“Mai viste così tante persone in ansia”, una cronaca da Los Angeles

Paula e Sebastian Lazar rientrano a casa soddisfatti. Mentre lei corre dietro al loro bambino di tre anni travestito da Uomo Ragno, lui raggiunge un gruppetto di vicini nel cortile interno del condominio dove vivono. È la sera del 2 novembre, a Los Angeles si sta ancora con le maniche corte e gli abitanti di questo edificio di due piani con piscina a nord di Hollywood, la parte meno elegante del quartiere, non rinunciano a fare due chiacchiere prima di cena. Di solito la conversazione è leggera, ma non stasera.

“Siamo stati a votare. È la prima volta da quando abbiamo acquisito la cittadinanza, dieci anni fa”, esordisce Sebastian Lazar, originario della Romania, come sua moglie e molti altri suoi vicini di casa. “Abbiamo votato per Trump, ovviamente”, precisa sorridendo, “non vogliamo mica pagare più tasse”. “Con Biden sarebbe un macello”, gli dà ragione un vicino di origine latina, “il socialismo è una brutta bestia”.

La conversazione si accende in un insolito battibecco che vede gli stranieri naturalizzati schierarsi per il presidente uscente e un anziano che scuote la testa demoralizzato e alla fine si ritira gridando: “Se fosse per Trump non stareste neanche qui! Come vi è venuto in mente di votarlo?”.

Operai a Beverly Hills, Los Angeles, 2 novembre 2020. (Lucy Nicholson, Reuters/Contrasto)

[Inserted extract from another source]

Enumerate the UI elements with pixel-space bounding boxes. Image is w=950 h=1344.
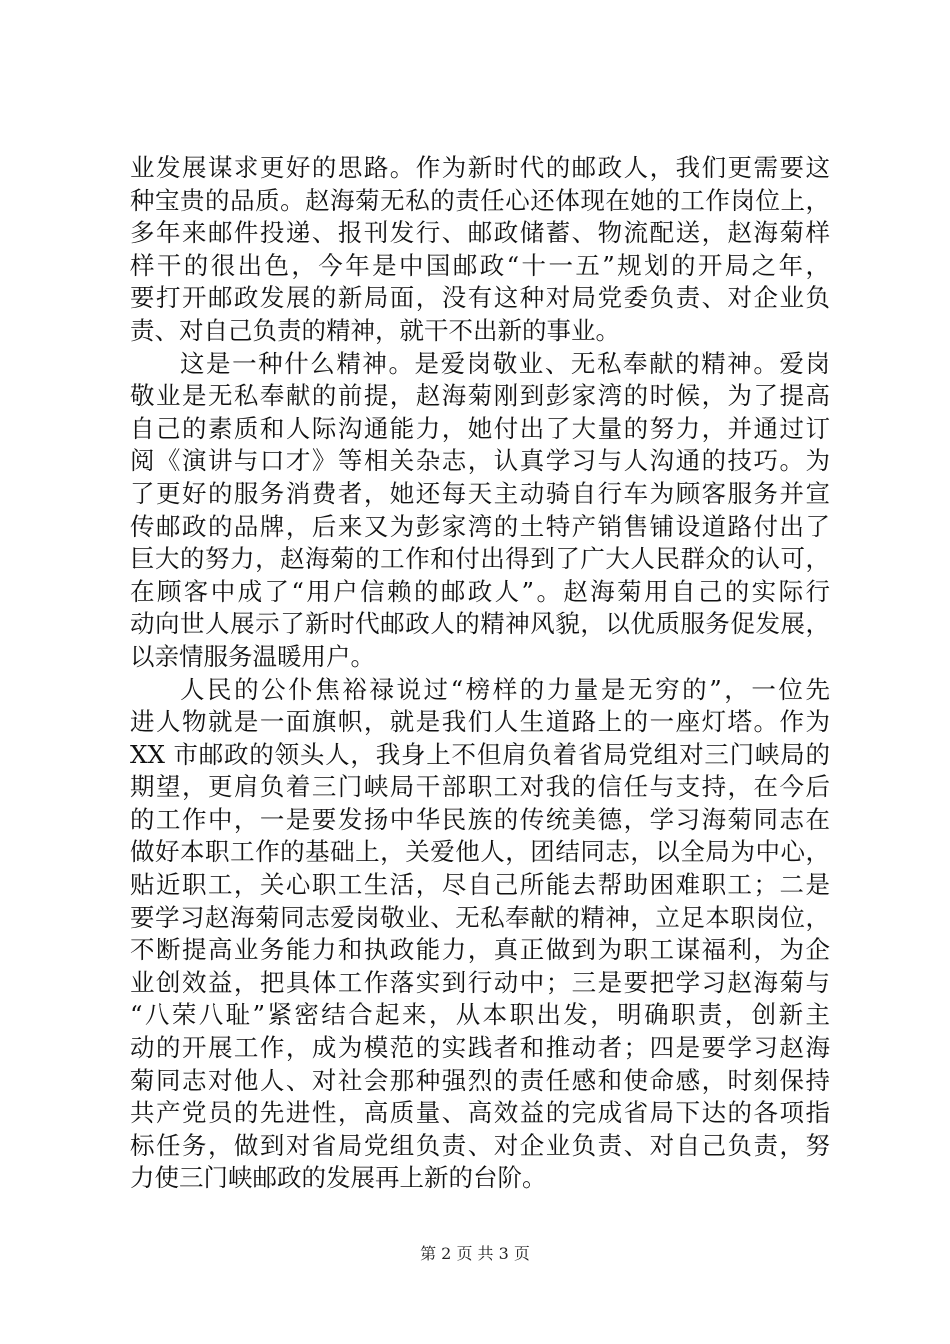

La tensione che circonda le elezioni è palpabile per le strade, nei condomini, nelle case, nei messaggi che arrivano sul telefono. Amici quarantenni, liberal, istruiti e attenti a cosa succede nel mondo e nel paese, esortano a fare scorte di generi di prima necessità perché “tira una brutta aria”. Altri raccontano di aver declinato inviti di familiari per “ragioni politiche”. Gruppi che aiutano i senzatetto o attivisti per i diritti dei neri raccomandano sui social network di tenere i telefoni in carica e i serbatoi delle macchine pieni. Nemmeno nei giorni dopo l’uccisione di George Floyd erano stati così martellanti.

Nelle zone dello shopping può capitare di vedere pannelli di legno usati per chiudere le vetrine e le porte dei negozi, dei ristoranti e degli hotel. Beverly Hills è completamente foderata di compensato, quasi un monumento a questi tempi turbolenti.

Lungo l’Hollywood boulevard, un ragazzo poco più che adolescente aiuta a chiudere un negozietto che vende souvenirs e magliette. “Non si sa mai”, allarga le braccia. “Queste elezioni stanno facendo impazzire le persone, non sappiamo cosa può succedere”. Al lato opposto del viale, Bob Cella, un operaio dai capelli grigi e di famiglia italoamericana, sta inchiodando pannelli sul portone del teatro El Capitán: “Ci hanno chiamati perché temono proteste e saccheggi dopo la chiusura dei seggi. Meglio prevenire che curare! Ho sessant’anni, non ho mai visto la gente così in ansia per delle elezioni”, dice. Lui e il suo collega hanno già votato – in California le urne sono aperte dal 24 ottobre per evitare assembramenti –, ma nicchiano quando gli si chiede per chi, cambiano discorso e infine salutano.

Anche questo è un dato piuttosto anomalo di questa “giornata particolare”, in una città dove le persone sono generalmente molto aperte, franche e disponibili con la stampa.